To make it easier to incorporate new models, we provide code templates and detailed documentation to guide this process. Based on the experience of an author who was initially unfamiliar with the benchmark, it's estimated that an average researcher can adapt a model to our benchmark in under two hours. if the model is already compatible with Hugging Face APIs or is hosted on Hugging Face, much less effort is required.

Beyond the BLEU score, are there additional metrics available within Pentathlon to assess model quality, such as perplexity or other relevant NLP-specific metrics?

Efficiency Pentathlon is intentionally designed without built-in support for accuracy or quality metrics. Instead, it provides users with the models’ outputs, deferring to them conducting quality evaluations. We choose to do this for a couple of reasons.

First, Efficiency Pentathlon is designed to support a variety of tasks, and its current version supports anything that is available on Hugging Face. Anticipating and implementing the accuracy metrics for these tasks is beyond our capabilities and the scope of this work. Second, for many tasks (e.g., MT as the reviewer mentioned), post-processing decisions can significantly affect a model's accuracy. For instance, in XX to Romanian translation, the choice to include or exclude diacritics can greatly influence the model's BLEU score. Such nuances in post-processing are critical to the overall performance evaluation. We believe that the users are better-positioned to make decisions about e.g., post processing and selecting evaluation metrics for quality. Therefore we decide to not impose specific evaluation metrics for model quality, instead leaving these decisions to the users.
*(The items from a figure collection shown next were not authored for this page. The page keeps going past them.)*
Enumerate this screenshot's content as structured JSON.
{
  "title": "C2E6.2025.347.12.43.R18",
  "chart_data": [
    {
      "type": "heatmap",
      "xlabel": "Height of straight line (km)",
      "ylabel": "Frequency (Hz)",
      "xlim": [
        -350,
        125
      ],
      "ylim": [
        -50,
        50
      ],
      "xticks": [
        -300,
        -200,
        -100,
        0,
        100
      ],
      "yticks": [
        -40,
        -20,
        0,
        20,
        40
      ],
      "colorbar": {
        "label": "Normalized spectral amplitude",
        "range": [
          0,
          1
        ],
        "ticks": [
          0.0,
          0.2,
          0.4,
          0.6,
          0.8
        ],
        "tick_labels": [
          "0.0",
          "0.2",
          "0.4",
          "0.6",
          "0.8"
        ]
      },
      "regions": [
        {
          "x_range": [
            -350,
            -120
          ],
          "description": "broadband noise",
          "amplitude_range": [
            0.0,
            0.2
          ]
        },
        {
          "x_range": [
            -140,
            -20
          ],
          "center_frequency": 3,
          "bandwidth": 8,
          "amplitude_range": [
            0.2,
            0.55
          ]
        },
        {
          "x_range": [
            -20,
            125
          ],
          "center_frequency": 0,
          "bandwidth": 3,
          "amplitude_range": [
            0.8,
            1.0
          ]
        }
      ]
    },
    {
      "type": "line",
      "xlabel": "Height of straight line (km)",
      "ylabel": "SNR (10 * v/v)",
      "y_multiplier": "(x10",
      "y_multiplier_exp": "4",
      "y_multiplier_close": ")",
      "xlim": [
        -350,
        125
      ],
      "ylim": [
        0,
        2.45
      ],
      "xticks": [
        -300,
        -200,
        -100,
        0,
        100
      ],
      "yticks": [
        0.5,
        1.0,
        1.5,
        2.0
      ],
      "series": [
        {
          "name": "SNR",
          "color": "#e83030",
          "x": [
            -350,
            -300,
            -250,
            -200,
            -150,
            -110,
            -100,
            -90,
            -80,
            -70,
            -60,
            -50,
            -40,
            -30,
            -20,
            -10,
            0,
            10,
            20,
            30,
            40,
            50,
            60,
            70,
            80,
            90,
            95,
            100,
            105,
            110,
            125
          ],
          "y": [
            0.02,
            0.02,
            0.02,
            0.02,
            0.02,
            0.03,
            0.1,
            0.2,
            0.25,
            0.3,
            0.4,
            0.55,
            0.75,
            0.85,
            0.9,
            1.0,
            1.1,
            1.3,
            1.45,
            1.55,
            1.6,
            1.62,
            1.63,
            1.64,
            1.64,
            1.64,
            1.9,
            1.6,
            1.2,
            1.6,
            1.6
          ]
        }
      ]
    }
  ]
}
How can you distinguish the impact of "algorithmic innovations" from other efficiency-related factors in the Pentathlon benchmark?

The reviewer raised a great point that algorithmic innovations can be hard to distinguish from many other factors in practice. To address this, we try to control as many potential “non-algorithmic” confounders as possible, including hardware platforms, software environment, data processing pipelines, IO frameworks, etc.